PRBench: End-to-end Paper Reproduction in Physics Research
Shi Qiu, Junyi Deng, Yiwei Deng, Haoran Dong, Jieyu Fu, Mao Li, Zeyu Li, Zhaolong Zhang, Huiwen Zheng, Leidong Bao, Anqi Lv, Zihan Mo, Yadi Niu, Yiyang Peng, Yu Tian, Yili Wang, Ziyu Wang, Zi-Yu Wang, Jiashen Wei, Liuheng Wu, Aoran Xue, Leyi Yang
2026-03-31
Summary
This paper investigates how well AI agents, specifically those using large language models, can actually *do* science by independently reproducing results from published research papers, not just talk about it.
What's the problem?
While AI agents are getting good at things that *look* like scientific tasks – like writing formulas or code – it’s unclear if they can take a real scientific paper, understand the methods described, write the code to run those methods themselves, and get the same results as the original researchers. Essentially, can they perform a complete scientific experiment based solely on a paper's description?
What's the solution?
The researchers created a benchmark called PRBench, which includes 30 challenging tasks from different areas of physics. These tasks aren’t just theoretical; they require the AI to actually *implement* the experiments described in real, published papers and match the original results. They gave the AI only the paper and instructions, and ran the code in a secure environment to prevent cheating. They then tested several AI coding agents, including one powered by OpenAI’s GPT-5.3-Codex, to see how well they could perform.
Why it matters?
This work is important because it provides a tough, realistic test for AI’s ability to contribute to scientific research. The results show that current AI agents still struggle significantly with this kind of end-to-end reproduction, making mistakes in coding, data handling, and even sometimes making up results.

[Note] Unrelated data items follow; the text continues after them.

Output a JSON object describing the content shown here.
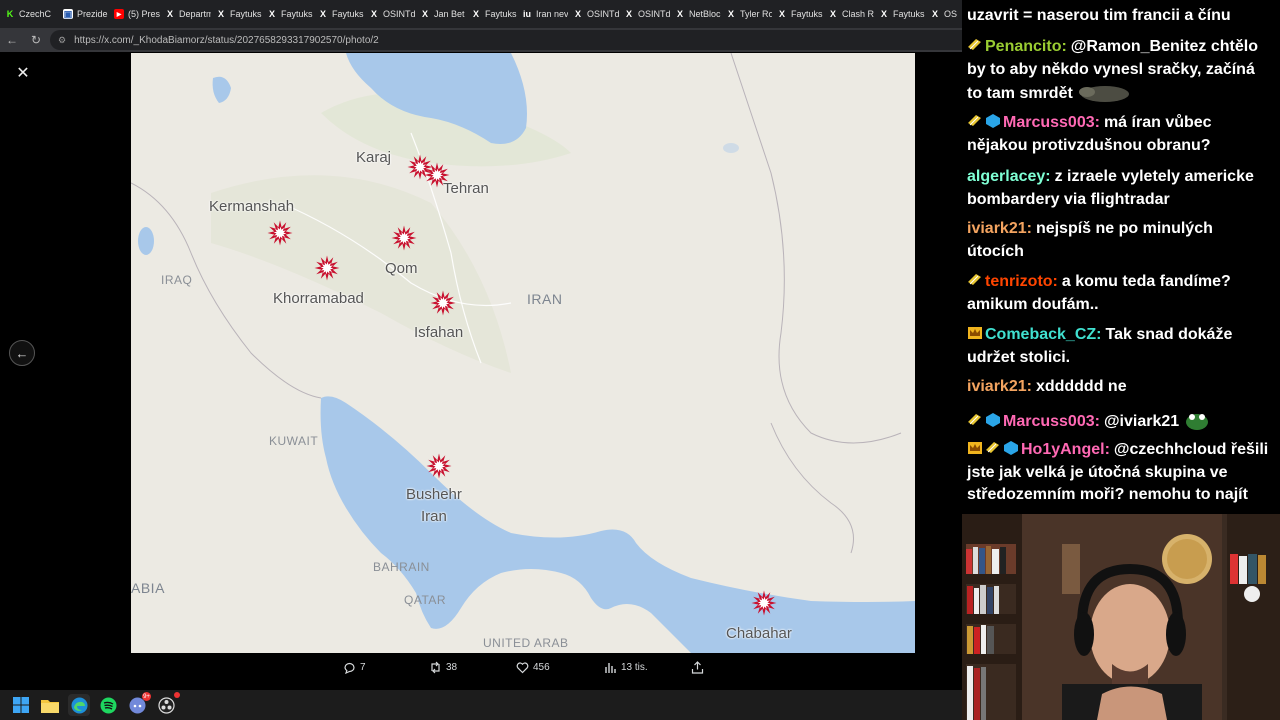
{
  "browser": {
    "tabs": [
      {
        "label": "CzechC",
        "icon": "k-icon",
        "color": "#53fc18"
      },
      {
        "label": "Prezide",
        "icon": "page-icon",
        "color": "#ffffff"
      },
      {
        "label": "(5) Pres",
        "icon": "youtube-icon",
        "color": "#ff0000"
      },
      {
        "label": "Departm",
        "icon": "x-icon",
        "color": "#ffffff"
      },
      {
        "label": "Faytuks",
        "icon": "x-icon",
        "color": "#ffffff"
      },
      {
        "label": "Faytuks",
        "icon": "x-icon",
        "color": "#ffffff"
      },
      {
        "label": "Faytuks",
        "icon": "x-icon",
        "color": "#ffffff"
      },
      {
        "label": "OSINTd",
        "icon": "x-icon",
        "color": "#ffffff"
      },
      {
        "label": "Jan Bet",
        "icon": "x-icon",
        "color": "#ffffff"
      },
      {
        "label": "Faytuks",
        "icon": "x-icon",
        "color": "#ffffff"
      },
      {
        "label": "Iran nev",
        "icon": "iu-icon",
        "color": "#ffffff"
      },
      {
        "label": "OSINTd",
        "icon": "x-icon",
        "color": "#ffffff"
      },
      {
        "label": "OSINTd",
        "icon": "x-icon",
        "color": "#ffffff"
      },
      {
        "label": "NetBloc",
        "icon": "x-icon",
        "color": "#ffffff"
      },
      {
        "label": "Tyler Ro",
        "icon": "x-icon",
        "color": "#ffffff"
      },
      {
        "label": "Faytuks",
        "icon": "x-icon",
        "color": "#ffffff"
      },
      {
        "label": "Clash Re",
        "icon": "x-icon",
        "color": "#ffffff"
      },
      {
        "label": "Faytuks",
        "icon": "x-icon",
        "color": "#ffffff"
      },
      {
        "label": "OS",
        "icon": "x-icon",
        "color": "#ffffff"
      }
    ],
    "url": "https://x.com/_KhodaBiamorz/status/2027658293317902570/photo/2"
  },
  "map": {
    "cities": [
      {
        "name": "Karaj"
      },
      {
        "name": "Tehran"
      },
      {
        "name": "Kermanshah"
      },
      {
        "name": "Qom"
      },
      {
        "name": "Khorramabad"
      },
      {
        "name": "Isfahan"
      },
      {
        "name": "Bushehr\nIran"
      },
      {
        "name": "Chabahar"
      }
    ],
    "countries": [
      "IRAQ",
      "IRAN",
      "KUWAIT",
      "BAHRAIN",
      "QATAR",
      "ABIA",
      "UNITED ARAB"
    ],
    "strike_color": "#c8102e"
  },
  "actions": {
    "replies": "7",
    "reposts": "38",
    "likes": "456",
    "views": "13 tis."
  },
  "chat": {
    "messages": [
      {
        "user": "",
        "text": "uzavrit = naserou tim francii a čínu",
        "color": "#ffffff"
      },
      {
        "user": "Penancito:",
        "text": "@Ramon_Benitez chtělo by to aby někdo vynesl sračky, začíná to tam smrdět",
        "color": "#9acd32"
      },
      {
        "user": "Marcuss003:",
        "text": "má íran vůbec nějakou protivzdušnou obranu?",
        "color": "#ff69b4"
      },
      {
        "user": "algerlacey:",
        "text": "z izraele vyletely americke bombardery via flightradar",
        "color": "#7fffd4"
      },
      {
        "user": "iviark21:",
        "text": "nejspíš ne po minulých útocích",
        "color": "#f4a460"
      },
      {
        "user": "tenrizoto:",
        "text": "a komu teda fandíme? amikum doufám..",
        "color": "#ff4500"
      },
      {
        "user": "Comeback_CZ:",
        "text": "Tak snad dokáže udržet stolici.",
        "color": "#40e0d0"
      },
      {
        "user": "iviark21:",
        "text": "xdddddd ne",
        "color": "#f4a460"
      },
      {
        "user": "Marcuss003:",
        "text": "@iviark21",
        "color": "#ff69b4"
      },
      {
        "user": "Ho1yAngel:",
        "text": "@czechhcloud řešili jste jak velká je útočná skupina ve středozemním moři? nemohu to najít",
        "color": "#ff69b4"
      }
    ]
  },
  "taskbar": {
    "apps": [
      "windows-start-icon",
      "file-explorer-icon",
      "edge-icon",
      "spotify-icon",
      "discord-icon",
      "obs-icon"
    ],
    "discord_badge": "9+"
  }
}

PRBench helps us understand where AI needs to improve to become a truly useful tool for scientists.
Abstract
AI agents powered by large language models exhibit strong reasoning and problem-solving capabilities, enabling them to assist scientific research tasks such as formula derivation and code generation. However, whether these agents can reliably perform end-to-end reproduction from real scientific papers remains an open question. We introduce PRBench, a benchmark of 30 expert-curated tasks spanning 11 subfields of physics. Each task requires an agent to comprehend the methodology of a published paper, implement the corresponding algorithms from scratch, and produce quantitative results matching the original publication. Agents are provided only with the task instruction and paper content, and operate in a sandboxed execution environment. All tasks are contributed by domain experts from over 20 research groups at the School of Physics, Peking University, each grounded in a real published paper and validated through end-to-end reproduction with verified ground-truth results and detailed scoring rubrics. Using an agentified assessment pipeline, we evaluate a set of coding agents on PRBench and analyze their capabilities across key dimensions of scientific reasoning and execution. The best-performing agent, OpenAI Codex powered by GPT-5.3-Codex, achieves a mean overall score of 34%. All agents exhibit a zero end-to-end callback success rate, with particularly poor performance in data accuracy and code correctness. We further identify systematic failure modes, including errors in formula implementation, inability to debug numerical simulations, and fabrication of output data. Overall, PRBench provides a rigorous benchmark for evaluating progress toward autonomous scientific research.